The shooting will be investigated by a grand jury, Deputy District Attorney John Hoover said. Hoover said he personally believed Martinek was justified because he was in danger of being killed.
“I don’t see anything wrong at all with anything that happened,” Hoover said.
Deputies became aware of Holm’s interest in buying cocaine about a week ago, Hoover said, and began organizing the sting operation Tuesday morning.
Deputies recorded telephone conversations with Holm where he discussed the specifics of the deal, and recorded him again via a body-wire on one of the investigators, Hoover said.
Martinek met with Holm at 2:30 p.m. and showed him a small quantity of cocaine to assure Holm that the cocaine was pure. Holm asked to buy 2.2 pounds of cocaine at a price that would be negotiated later in the day. Hoover said such a quantity of cocaine would generally sell for $20,000 in a similar street deal.
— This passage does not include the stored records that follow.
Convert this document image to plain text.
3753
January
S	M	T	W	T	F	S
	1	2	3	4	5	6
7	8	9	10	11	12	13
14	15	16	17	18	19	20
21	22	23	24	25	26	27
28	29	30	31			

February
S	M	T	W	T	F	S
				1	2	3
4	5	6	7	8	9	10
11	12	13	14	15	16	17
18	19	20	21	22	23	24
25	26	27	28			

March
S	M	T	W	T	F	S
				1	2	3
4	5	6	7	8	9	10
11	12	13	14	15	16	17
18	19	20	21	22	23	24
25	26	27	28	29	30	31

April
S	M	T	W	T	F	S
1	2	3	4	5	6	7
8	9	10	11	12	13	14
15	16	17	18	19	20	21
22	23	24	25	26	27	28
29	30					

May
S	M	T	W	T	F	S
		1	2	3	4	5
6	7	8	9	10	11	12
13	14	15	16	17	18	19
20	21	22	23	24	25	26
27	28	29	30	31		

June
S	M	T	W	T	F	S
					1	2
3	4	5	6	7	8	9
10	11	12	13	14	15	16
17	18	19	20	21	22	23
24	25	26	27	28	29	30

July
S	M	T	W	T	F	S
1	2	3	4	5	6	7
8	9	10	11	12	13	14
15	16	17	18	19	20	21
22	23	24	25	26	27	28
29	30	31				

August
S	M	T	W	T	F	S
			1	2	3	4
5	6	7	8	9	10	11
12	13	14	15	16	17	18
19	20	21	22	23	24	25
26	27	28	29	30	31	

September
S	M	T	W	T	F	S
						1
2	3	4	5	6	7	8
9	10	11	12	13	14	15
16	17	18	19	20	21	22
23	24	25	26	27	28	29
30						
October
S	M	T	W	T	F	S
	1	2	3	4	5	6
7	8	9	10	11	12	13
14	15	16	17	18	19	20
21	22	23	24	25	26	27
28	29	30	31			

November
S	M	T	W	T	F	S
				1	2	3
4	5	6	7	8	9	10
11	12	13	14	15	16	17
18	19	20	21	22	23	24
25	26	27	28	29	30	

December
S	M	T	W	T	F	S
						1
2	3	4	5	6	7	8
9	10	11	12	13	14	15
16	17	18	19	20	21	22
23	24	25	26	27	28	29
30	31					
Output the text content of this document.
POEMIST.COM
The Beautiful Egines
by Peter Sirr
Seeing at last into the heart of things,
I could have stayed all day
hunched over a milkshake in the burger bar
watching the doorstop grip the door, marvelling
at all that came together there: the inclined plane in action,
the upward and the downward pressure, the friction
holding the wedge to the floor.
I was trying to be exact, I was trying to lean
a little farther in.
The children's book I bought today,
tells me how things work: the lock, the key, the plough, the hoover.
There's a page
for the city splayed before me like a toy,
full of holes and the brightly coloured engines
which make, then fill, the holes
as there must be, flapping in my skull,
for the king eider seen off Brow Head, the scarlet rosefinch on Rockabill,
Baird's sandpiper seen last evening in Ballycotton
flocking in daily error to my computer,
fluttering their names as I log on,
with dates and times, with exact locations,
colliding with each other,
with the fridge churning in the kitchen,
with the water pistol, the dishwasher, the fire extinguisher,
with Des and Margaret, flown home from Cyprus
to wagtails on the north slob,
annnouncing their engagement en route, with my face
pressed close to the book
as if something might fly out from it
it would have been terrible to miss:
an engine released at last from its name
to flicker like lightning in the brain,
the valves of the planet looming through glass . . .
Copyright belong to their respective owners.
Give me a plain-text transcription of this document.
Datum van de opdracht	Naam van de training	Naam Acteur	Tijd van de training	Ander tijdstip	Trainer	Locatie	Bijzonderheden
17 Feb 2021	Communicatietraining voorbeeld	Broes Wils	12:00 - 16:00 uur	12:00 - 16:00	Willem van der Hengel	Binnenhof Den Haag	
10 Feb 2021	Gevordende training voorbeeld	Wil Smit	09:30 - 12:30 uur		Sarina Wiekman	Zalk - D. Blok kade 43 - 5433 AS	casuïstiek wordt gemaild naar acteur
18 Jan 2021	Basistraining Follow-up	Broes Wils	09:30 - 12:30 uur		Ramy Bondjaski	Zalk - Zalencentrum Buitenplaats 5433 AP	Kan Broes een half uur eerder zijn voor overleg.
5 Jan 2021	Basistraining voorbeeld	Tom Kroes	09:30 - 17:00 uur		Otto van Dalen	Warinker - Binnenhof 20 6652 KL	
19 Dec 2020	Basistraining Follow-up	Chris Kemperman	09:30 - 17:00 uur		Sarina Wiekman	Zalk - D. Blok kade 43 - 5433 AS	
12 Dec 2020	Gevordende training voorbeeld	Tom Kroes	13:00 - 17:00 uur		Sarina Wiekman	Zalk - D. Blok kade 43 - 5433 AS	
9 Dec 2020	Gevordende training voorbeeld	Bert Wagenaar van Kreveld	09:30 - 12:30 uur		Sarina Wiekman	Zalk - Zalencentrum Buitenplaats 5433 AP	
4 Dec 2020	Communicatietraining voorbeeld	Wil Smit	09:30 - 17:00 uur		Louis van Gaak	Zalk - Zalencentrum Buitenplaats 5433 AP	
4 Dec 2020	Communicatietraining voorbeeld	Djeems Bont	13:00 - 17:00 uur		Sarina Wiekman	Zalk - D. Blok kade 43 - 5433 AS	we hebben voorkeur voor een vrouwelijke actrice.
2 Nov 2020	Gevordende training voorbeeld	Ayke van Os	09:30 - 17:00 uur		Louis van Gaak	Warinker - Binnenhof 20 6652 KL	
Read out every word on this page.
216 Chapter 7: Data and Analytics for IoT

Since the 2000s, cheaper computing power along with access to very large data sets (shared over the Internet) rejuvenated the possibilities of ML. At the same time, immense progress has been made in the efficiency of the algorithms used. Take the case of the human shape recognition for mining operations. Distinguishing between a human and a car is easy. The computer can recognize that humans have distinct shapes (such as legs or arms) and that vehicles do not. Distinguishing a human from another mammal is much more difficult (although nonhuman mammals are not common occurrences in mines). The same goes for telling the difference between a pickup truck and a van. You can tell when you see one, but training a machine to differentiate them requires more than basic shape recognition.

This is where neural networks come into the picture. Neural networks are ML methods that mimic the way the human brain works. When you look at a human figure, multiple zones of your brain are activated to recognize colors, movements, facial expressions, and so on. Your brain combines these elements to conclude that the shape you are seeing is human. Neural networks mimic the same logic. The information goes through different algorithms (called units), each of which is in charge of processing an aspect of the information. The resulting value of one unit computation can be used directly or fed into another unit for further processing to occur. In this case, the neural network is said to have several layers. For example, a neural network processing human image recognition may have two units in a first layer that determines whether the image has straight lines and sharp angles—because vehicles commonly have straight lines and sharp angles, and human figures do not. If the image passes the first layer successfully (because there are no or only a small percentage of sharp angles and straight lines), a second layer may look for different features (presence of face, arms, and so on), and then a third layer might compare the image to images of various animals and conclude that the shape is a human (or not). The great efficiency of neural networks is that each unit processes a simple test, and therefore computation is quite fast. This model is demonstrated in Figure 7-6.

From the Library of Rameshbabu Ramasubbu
Selling cocaine to a suspect is known as a “reverse sting” and is unusual, Hoover said, because of the risks involved. Under provisions of a district attorney’s policy adopted in 1987, sheriff’s detectives cleared the arrangement with Hoover, who is the senior deputy in charge of the office’s drug unit.
Hoover said such sting operations are done only against people who can be shown in court to be probable drug traffickers. He added that Holm’s previous convictions, information deputies gained from a confidential informant and things that Holm said on the surreptitious tape recordings convinced Hoover to recommend that the sting operation be approved.
The sale was arranged and was to have taken place at Northeast 53rd Avenue and Halsey Street. Police said Martinek and Holm sat in Martinek’s truck in the residential neighborhood and negotiated the sale for a few minutes before Holm pulled a gun and took the package of drugs.
Holm then started running away from Martinek’s pickup and slipped on the wet pavement as he crossed to the south side of Halsey, sheriff’s spokesman Bart Whalen said. Martinek shouted for Holm to halt, Holm then turned and pointed his gun toward Martinek, Whalen said, and Martinek fired.
Whalen said Holm ran about 50 feet toward a waiting getaway car after being shot through the heart. He then collapsed in the street. He later was pronounced dead at the scene.
Gayle Russell Putnam, 53, was arrested in the getaway car and charged with conspiracy to possess and distribute cocaine and first-degree robbery.